L’ « Associazione Antiracket e Antiusura» di Trapani, in attuazione agli scopi statutari ed in conformità alle recenti disposizioni introdotte dalla legge 107/2015 (art. 1, comma 7 lett. D-e-l-m-) e da altri documenti ministeriali (Decreto Moro del 1958, Circolare Jevolino del 1993, Linee di  indirizzo Fioroni del 2007) nonché in condivisione con il Pensiero del Presidente della Repubblica, Sergio Mattarella pubblicato sul sito http://www.quirinale.it/elementi/Continua.aspx?tipo=Discorso&key=73 propone il progetto:

« EDUCHIAMO ALLA LEGALITA’».

Il Progetto prevede incontri finalizzati a sensibilizzare gli studenti sui temi della legalità attraverso momenti di riflessione sui temi di volta in volta trattati.

Tappa iniziale sull’attività formativa sarà costituita dalla conoscenza di principi fondamentali su cui si basano il diritto e la giustizia nel nostro Paese.

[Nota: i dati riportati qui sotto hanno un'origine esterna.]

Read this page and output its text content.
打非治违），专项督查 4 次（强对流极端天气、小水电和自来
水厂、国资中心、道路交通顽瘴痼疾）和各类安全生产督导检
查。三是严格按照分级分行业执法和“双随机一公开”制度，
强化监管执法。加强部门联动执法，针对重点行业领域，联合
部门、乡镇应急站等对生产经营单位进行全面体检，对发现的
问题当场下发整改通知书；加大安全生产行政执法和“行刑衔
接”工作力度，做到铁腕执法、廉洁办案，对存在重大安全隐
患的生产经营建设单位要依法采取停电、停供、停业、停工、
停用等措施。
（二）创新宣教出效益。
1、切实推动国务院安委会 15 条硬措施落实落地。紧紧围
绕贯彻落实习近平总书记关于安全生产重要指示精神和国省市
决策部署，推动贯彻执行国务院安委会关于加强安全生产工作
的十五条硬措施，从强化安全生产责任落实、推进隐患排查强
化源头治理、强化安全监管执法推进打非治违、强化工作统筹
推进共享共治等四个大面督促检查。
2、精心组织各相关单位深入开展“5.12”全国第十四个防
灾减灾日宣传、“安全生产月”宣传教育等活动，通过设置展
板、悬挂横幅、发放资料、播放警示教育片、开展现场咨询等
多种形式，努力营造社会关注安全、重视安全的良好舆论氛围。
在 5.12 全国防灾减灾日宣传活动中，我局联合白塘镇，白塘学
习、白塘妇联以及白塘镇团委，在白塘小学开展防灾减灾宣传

Conoscere i principi fondamentali su cui si basa l’ordinamento giuridico italiano è, infatti, indispensabile perché lo studente percepisca consapevolmente il concetto di legalità ed orienti le proprie scelte comportamentali.

Il Progetto intende fornire ai partecipanti le conoscenze e le competenze di base per favorire la possibilità di adottare scelte corrette e responsabili.

I temi affrontati saranno seguiti dalla visione di film, rappresentazioni, storie, testimonianze, per stimolare la  partecipazione al dibattito e quindi la riflessione sui temi trattati.

Il Progetto integrale, orientativamente della durata complessiva di 15/20 ore, verrà sviluppato in  5 incontri sulle aree tematiche che seguono, da sviluppare con la collaborazione preventiva dei docenti referenti del settore. È possibile richiedere l’adesione anche ad uno o alcuni dei cinque moduli proposti

MODULO PRIMO: “ La necessità delle regole”-  ore 3/4

Obiettivo: fornire conoscenze sui principi fondamentali per una civile convivenza, sulle norme sociali e le norme giuridiche, sui principi fondamentali sanciti dalla Costituzione Italiana (principio di uguaglianza, diritti fondamentali, principio della separazione dei poteri), sul diritto alla difesa nel processo penale.

A conclusione del modulo verrà sottoposto ai partecipanti un test per verificare il livello di comprensione fra quali sono ritenuti i diritti e i doveri validi per tutti gli studenti della classe e quali sono solo delle pretese non ammissibili.

MODULO SECONDO: “ Abbasso i prepotenti! No al bullismo” –  ore 3/4

Obiettivo: sensibilizzare gli studenti sulla necessità di imparare a confrontarsi con gli altri rispettando le esigenze dell’altro, anche se diverso, facendosi rispettare. Sarà sottolineata l’esigenza che ciascuno venga accettato nel gruppo ma anche che all’interno del gruppo non bisogna mai rinunciare alla propria personalità ed alla proprie idee sostituendo le proprie scelte alle decisioni del “ capo”.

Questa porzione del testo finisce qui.